Occasionally I catch people browsing my recycling bins on the curb in search of aluminum cans. One such individual dressed in a business suit drove up to my recycling bins – and others on the block – to harvest cans. This seems like quite a lot of work, not to mention a colossal waste of fuel, for just a few pennies. How are these people breaking even?
They should join me on a daily walk around the neighborhood sometime. That’s where the real cache of recyclables can be found. Strewn along sidewalk, gutter and sometimes street, I easily find plastic soda bottles, aluminum cans, newspapers, the occasional milk jug, and if I’m really lucky, still-intact glass bottles. These I gingerly pick up like a trophy: An unbroken glass bottle means that I, or other neighbors, don’t have to swing by later with a broom and dustbin. You probably don’t litter. I fail to even imagine myself littering. But there are lots of people who do.
I do, however, have a very difficult time ignoring recyclables – actually trash of any sort – while out and about. My instinct, as my family is painfully aware, is to reach down, pick it up and stow it in a pocket, bag or looped around whatever digit is still available. I have stooped for dirty diapers and other unmentionables. I have picked up countless jagged shards of glass with bare hands when a broom was too far away and time was of the essence. Note to self: I really should use gloves. Fortunately, if I forget to bring along a garbage bag on a walk, it’s very likely that a bag (or large box, as recently happened) can be procured along the way to help tote the plastics and glass and cans and paper home.
Even after all the garbage I’ve scooped, carried and sorted, I’m still amazed that people litter. I’ve personally observed adults toss entire bags of fast food out of moving cars.

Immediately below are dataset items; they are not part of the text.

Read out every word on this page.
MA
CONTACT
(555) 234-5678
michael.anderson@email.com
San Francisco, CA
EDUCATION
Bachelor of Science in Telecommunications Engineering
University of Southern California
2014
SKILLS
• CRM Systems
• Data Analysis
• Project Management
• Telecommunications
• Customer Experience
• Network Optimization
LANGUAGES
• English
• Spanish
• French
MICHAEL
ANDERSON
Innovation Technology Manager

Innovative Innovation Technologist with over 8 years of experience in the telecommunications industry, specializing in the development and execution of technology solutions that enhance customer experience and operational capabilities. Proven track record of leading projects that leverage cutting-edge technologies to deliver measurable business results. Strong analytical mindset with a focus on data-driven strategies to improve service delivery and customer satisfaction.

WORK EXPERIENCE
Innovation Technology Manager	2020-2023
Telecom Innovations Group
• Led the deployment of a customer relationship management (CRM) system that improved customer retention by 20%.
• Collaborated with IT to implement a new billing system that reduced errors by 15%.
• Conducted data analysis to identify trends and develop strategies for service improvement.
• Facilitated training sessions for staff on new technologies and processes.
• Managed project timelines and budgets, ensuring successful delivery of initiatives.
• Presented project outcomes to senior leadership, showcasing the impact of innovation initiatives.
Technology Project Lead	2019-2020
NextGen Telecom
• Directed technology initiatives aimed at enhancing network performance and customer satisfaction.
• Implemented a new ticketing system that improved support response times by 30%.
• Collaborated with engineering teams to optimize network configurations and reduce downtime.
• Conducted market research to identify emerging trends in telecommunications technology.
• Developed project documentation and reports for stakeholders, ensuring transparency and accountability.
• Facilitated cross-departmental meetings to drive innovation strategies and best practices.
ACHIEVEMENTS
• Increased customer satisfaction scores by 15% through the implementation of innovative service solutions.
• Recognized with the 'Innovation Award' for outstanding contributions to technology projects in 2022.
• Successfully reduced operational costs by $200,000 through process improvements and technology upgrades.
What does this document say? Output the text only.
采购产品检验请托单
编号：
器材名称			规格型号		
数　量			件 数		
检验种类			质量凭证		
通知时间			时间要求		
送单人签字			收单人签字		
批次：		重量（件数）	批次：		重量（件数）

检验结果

I’ve seen kids walking down the street with a treat in hand, unwrapping as they walk and tossing the packaging to the ground in one fluid movement. I’ve witnessed teenagers taking great pleasure in smashing empty glass bottles in the street. And I’ve experienced the aftermath of large-scale dumping of unwanted personal belongings like mattresses and TVs in local parks and residential alleys.
We all experience something similar – or live alongside the result – on a daily basis. And it seems to me that our personal value systems may be a tad out of alignment. One of my neighbors, a retired teacher, frequently accompanies me on walks. His solution to help curb wanton littering is to assign monetary value to more recyclable packaging. I happen to agree. I also think that a deposit on certain items like plastic or glass bottles would greatly increase their recycling or reuse.
My grandmother kept few store-bought snacks in her house, but she did keep 7-Up on hand for the occasional upset stomach or special treat for a grandchild. For either use, an inch was all that was administered. Eventually those stately green glass bottles would empty and get returned to the corner market for reimbursement. Each one carried a 10-cent deposit. And you can bet that each one got returned.
Assigning value to trash is a difficult concept for some. It requires a great deal more big-picture thinking than the short-term gratification of consuming something and not being bothered with the waste produced by the product. What’s valuable beyond that? Well, how about diverting a recyclable item away from a landfill? Or reducing energy use? Or respecting shared space by properly disposing of trash? Or choosing to consume items that require less (or no) packaging whatsoever, like an apple.
The big picture is not that complicated: Understanding our personal impact on our environment, choosing wisely what we consume and taking responsibility for all of it — even the waste. This isn’t a new concept at all. In fact, it sounds a lot like plain, old common sense. Thanks, grandma, for the valuable early education.